As Brigham Young University’s mascot, Cosmo the Cougar, Charlie Bird was the face of athletics at the nation’s largest Mormon university, but he was hiding a significant part of his identity — that he was gay.
“As scary as it seemed to dance in front of 60,000 people, an even scarier thought often crept into my mind — ‘If they knew who I really was, would they hate me?’” Bird wrote in a commentary piece published Tuesday in Salt Lake City’s Deseret News, in which he came out.
Bird was a popular mascot for the Utah university from 2015 to 2018, especially in his senior year, when videos of his dance routines were viewed by hundreds of millions of people on social media. “I performed live on ESPN at the College Football Awards, and NBC Sports dubbed 2017-2018 the ‘Year of the Mascot’ in honor of Cosmo’s viral influence,” he wrote. “When I was Cosmo, I felt invincible.”
But given the need to hide his sexual orientation, he had different feelings out of costume. The Church of Jesus Christ of Latter-Day Saints (the formal name of the Mormon Church) is less than friendly toward LGBTQ people. It expects members to refrain from same-sex relationships, and as for transgender people, it considers gender fixed at birth and immutable.

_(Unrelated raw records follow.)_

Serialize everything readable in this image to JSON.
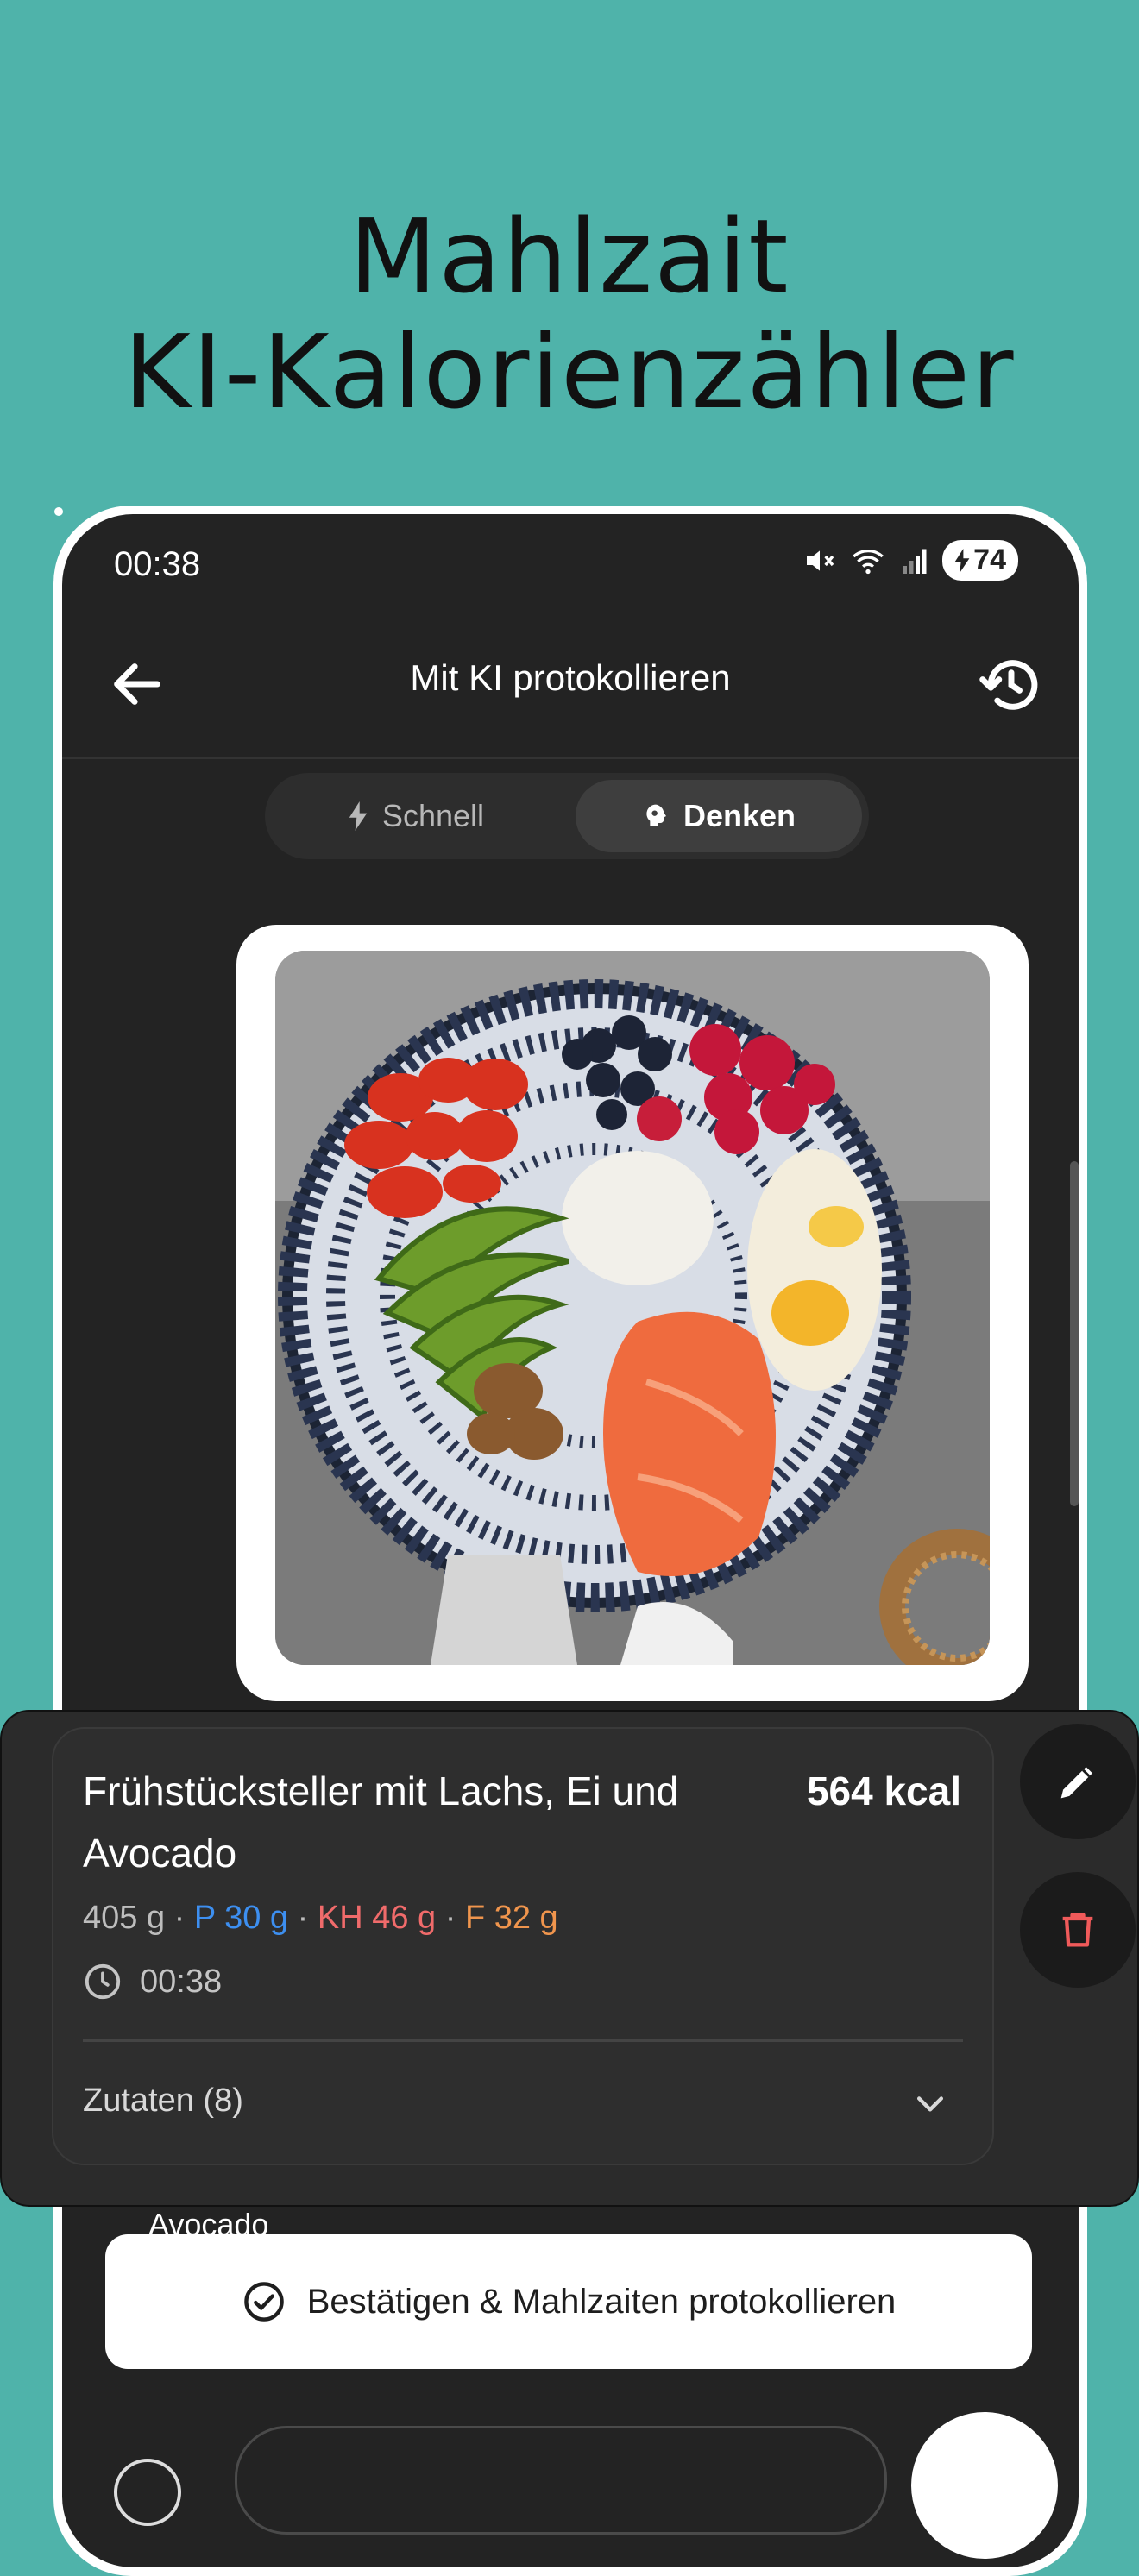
{
  "headline": {
    "line1": "Mahlzait",
    "line2": "KI-Kalorienzähler"
  },
  "status": {
    "time": "00:38",
    "battery": "74"
  },
  "appbar": {
    "title": "Mit KI protokollieren",
    "back_icon": "arrow-left-icon",
    "history_icon": "history-icon"
  },
  "mode": {
    "fast_label": "Schnell",
    "think_label": "Denken",
    "selected": "Denken"
  },
  "meal": {
    "title": "Frühstücksteller mit Lachs, Ei und Avocado",
    "kcal": "564 kcal",
    "weight": "405 g",
    "protein": "P 30 g",
    "carbs": "KH 46 g",
    "fat": "F 32 g",
    "time": "00:38",
    "ingredients_label": "Zutaten (8)"
  },
  "behind_text": "Avocado",
  "confirm_label": "Bestätigen & Mahlzaiten protokollieren",
  "colors": {
    "background": "#4fb3aa",
    "protein": "#3d8ff0",
    "carbs": "#f06b6b",
    "fat": "#f0954d",
    "delete": "#f05a5a"
  }
}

Bird often heard insensitive comments about LGBTQ people.
“The same community that made me feel like a superstar often simultaneously made me feel broken, unloved and defective,” he wrote.
He became involved with a group of students and administrators working to make BYU more inclusive. The group received permission to hold the first campus discussion on LGBTQ issues, and he has heard encouraging words from some Mormon leaders, including Elder M. Russell Ballard of the Quorum of the Twelve Apostles.
“While I am grateful for the progress, I feel we — as a community, state and country — still have a long way to go,” he continued. Specifically, he wrote, “We must recognize that members of the LGBTQ community are present and participating in both academic and religious discussions. We must learn that showing empathy and support is not a compromise of moral values. We must ‘comfort those that stand in need of comfort.’”
It could be credibly argued that the LDS Church is not making progress but going backward, with a policy of denying baptism to most children of same-sex couples and with leaders saying LGBTQ activism comes from Satan. But these topics did not come up in his essay or in a follow-up interview with Salt Lake City’s other daily, The Salt Lake Tribune, and Bird remains committed to working for change within the church. Since the essay was published, he has received “many, many, many” messages of support from LGBTQ church members and families with LGBTQ children, he told the Tribune.
While the piece in the Deseret News (which is owned by the LDS Church) marked his public coming-out, Bird had started opening up about being gay to certain friends and associates at BYU late in his senior year and “received nothing but love and support from coaches, teammates, and athletic administration,” he noted to the Tribune.
“I have somehow been blessed with an amazing platform where I can make my voice heard,” Bird, who now works for a consulting firm in New York City, added in the interview. “I wanted to make sure I used that platform to give a voice to people who don’t have that same opportunity, and share a very real story of what many people are going through.”